For Hollis Wong-Wear, hosting the 2015 Youth Speaks Seattle Grand Slam was a dream finally realized. The event, which sold out Town Hall Seattle last April with more than 800 people in attendance, features some of the city’s most talented young spoken word poets, and sends 5 finalists to represent Seattle at the Brave New Voices International Poetry Competition each summer.
“It’s hard to articulate what an honor it was to host [the Grand Slam],” says Hollis. “It was totally amazing.”
As a teen, Hollis participated in Youth Speaks Seattle and even made the team to compete at Brave New Voices in 2006. To be invited back to host the event was a testament to how far she’s come as an artist—and an opportunity to give back. “To just be part of the continuum means everything to me,” she says.

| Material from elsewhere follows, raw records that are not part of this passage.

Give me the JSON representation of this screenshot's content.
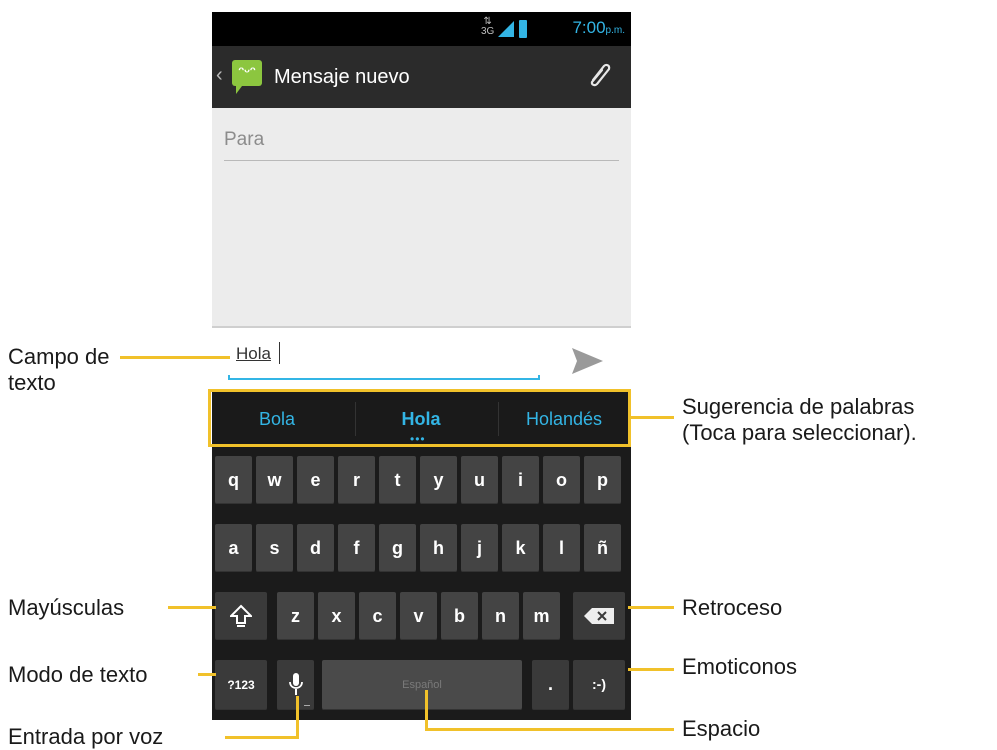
{
  "status_bar": {
    "network": "3G",
    "time": "7:00",
    "ampm": "p.m."
  },
  "action_bar": {
    "title": "Mensaje nuevo",
    "app_icon": "messaging-icon",
    "attach_icon": "paperclip-icon"
  },
  "compose": {
    "to_placeholder": "Para",
    "message_text": "Hola",
    "send_icon": "send-icon"
  },
  "suggestions": [
    "Bola",
    "Hola",
    "Holandés"
  ],
  "keyboard": {
    "row1": [
      "q",
      "w",
      "e",
      "r",
      "t",
      "y",
      "u",
      "i",
      "o",
      "p"
    ],
    "row2": [
      "a",
      "s",
      "d",
      "f",
      "g",
      "h",
      "j",
      "k",
      "l",
      "ñ"
    ],
    "row3": [
      "z",
      "x",
      "c",
      "v",
      "b",
      "n",
      "m"
    ],
    "mode_key": "?123",
    "space_label": "Español",
    "period_key": ".",
    "emoticon_key": ":-)",
    "shift_icon": "shift-arrow-icon",
    "backspace_icon": "backspace-icon",
    "mic_icon": "microphone-icon"
  },
  "annotations": {
    "campo_texto": "Campo de\ntexto",
    "sugerencias_1": "Sugerencia de palabras",
    "sugerencias_2": "(Toca para seleccionar).",
    "mayusculas": "Mayúsculas",
    "retroceso": "Retroceso",
    "modo_texto": "Modo de texto",
    "emoticonos": "Emoticonos",
    "entrada_voz": "Entrada por voz",
    "espacio": "Espacio"
  },
  "colors": {
    "accent": "#33b5e5",
    "callout": "#f1c12a",
    "app_icon_green": "#8cc63f"
  }
}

Hollis says that maintaining a connection to her community is critical for her growth and sustainability as an artist. Staying involved with Youth Speaks Seattle and Arts Corps is a big part of that.
“For me, there’s no art of my own without the community I’m a part of,” she says. “I don’t think I would be pursuing my career in the arts if it weren’t for Arts Corps and Youth Speaks Seattle. Arts Corps believed and invested in me for what I could be and do in the community. [They] gave me the confidence to believe that I could succeed in my pursuit [as an artist].”

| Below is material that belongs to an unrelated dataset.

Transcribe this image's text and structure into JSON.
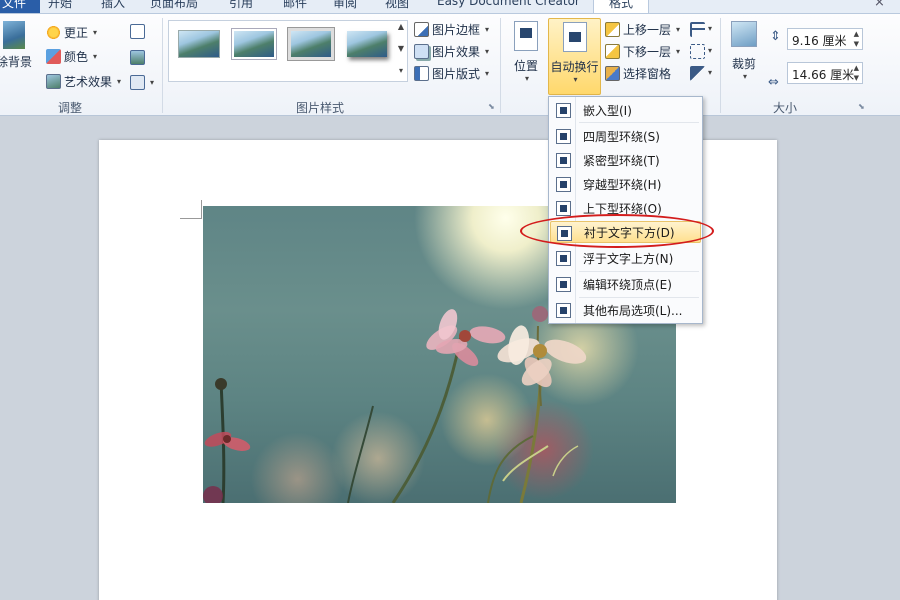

Hollis’ creative voice and confidence have taken her far. In 2012, she co-wrote the track “White Walls” from Macklemore and Ryan Lewis’ break-through album, The Heist. She’s also featured on the chorus. Shortly afterward, she and two friends formed electro-pop band, The Flavr Blue, which released its first EP in 2014 and has another coming out later this year. Hollis currently serves on the 4 Culture board of directors, the Seattle Center Advisory Board, and the City of Seattle’s Music Commission. In all of her free time, she also manages an up-and-coming recording studio in Los Angeles, which allows her to split time between her two home states.

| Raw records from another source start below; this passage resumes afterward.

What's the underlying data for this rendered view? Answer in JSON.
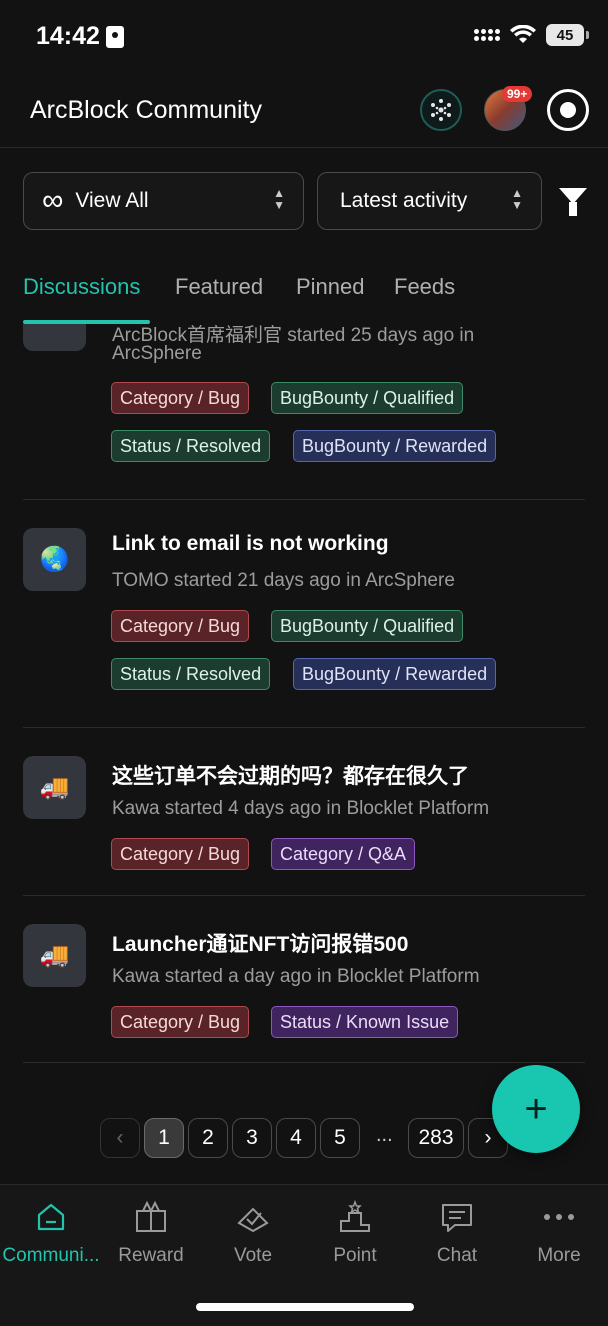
{
  "status_bar": {
    "time": "14:42",
    "battery": "45"
  },
  "header": {
    "title": "ArcBlock Community",
    "notification_badge": "99+"
  },
  "filters": {
    "view": "View All",
    "sort": "Latest activity"
  },
  "tabs": [
    {
      "label": "Discussions",
      "active": true
    },
    {
      "label": "Featured",
      "active": false
    },
    {
      "label": "Pinned",
      "active": false
    },
    {
      "label": "Feeds",
      "active": false
    }
  ],
  "posts": [
    {
      "icon": "",
      "title": "",
      "meta_line1": "ArcBlock首席福利官 started 25 days ago in",
      "meta_line2": "ArcSphere",
      "tags": [
        "Category / Bug",
        "BugBounty / Qualified",
        "Status / Resolved",
        "BugBounty / Rewarded"
      ]
    },
    {
      "icon": "🌏",
      "title": "Link to email is not working",
      "meta": "TOMO started 21 days ago in ArcSphere",
      "tags": [
        "Category / Bug",
        "BugBounty / Qualified",
        "Status / Resolved",
        "BugBounty / Rewarded"
      ]
    },
    {
      "icon": "🚚",
      "title": "这些订单不会过期的吗？都存在很久了",
      "meta": "Kawa started 4 days ago in Blocklet Platform",
      "tags": [
        "Category / Bug",
        "Category / Q&A"
      ]
    },
    {
      "icon": "🚚",
      "title": "Launcher通证NFT访问报错500",
      "meta": "Kawa started a day ago in Blocklet Platform",
      "tags": [
        "Category / Bug",
        "Status / Known Issue"
      ]
    }
  ],
  "pagination": {
    "pages": [
      "1",
      "2",
      "3",
      "4",
      "5"
    ],
    "ellipsis": "...",
    "last": "283",
    "current": "1"
  },
  "fab": {
    "label": "+"
  },
  "bottom_nav": [
    {
      "label": "Communi...",
      "icon": "home-icon",
      "active": true
    },
    {
      "label": "Reward",
      "icon": "gift-icon",
      "active": false
    },
    {
      "label": "Vote",
      "icon": "vote-icon",
      "active": false
    },
    {
      "label": "Point",
      "icon": "podium-icon",
      "active": false
    },
    {
      "label": "Chat",
      "icon": "chat-icon",
      "active": false
    },
    {
      "label": "More",
      "icon": "more-icon",
      "active": false
    }
  ],
  "colors": {
    "accent": "#23c3ad",
    "fab": "#19c6b0",
    "background": "#121212"
  }
}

“Claiming myself as an artist was about fully believing that I matter,” she says. “It’s about fully embracing my creative capacity to leverage social change. By centering myself in my art, that is how I’ll have the greatest impact on the world. Creativity and art are fundamental to creating a just world.”
She continues, “Arts Corps and Youth Speaks Seattle ensure awareness of the connection between art and equity, art and politics. This serves as a guide for me. [The intersection of] creative capital and commercial enterprise can be disorienting and distracting. The influence of Arts Corps and Youth Speaks Seattle are my foundation and ensure that I create for a purpose.”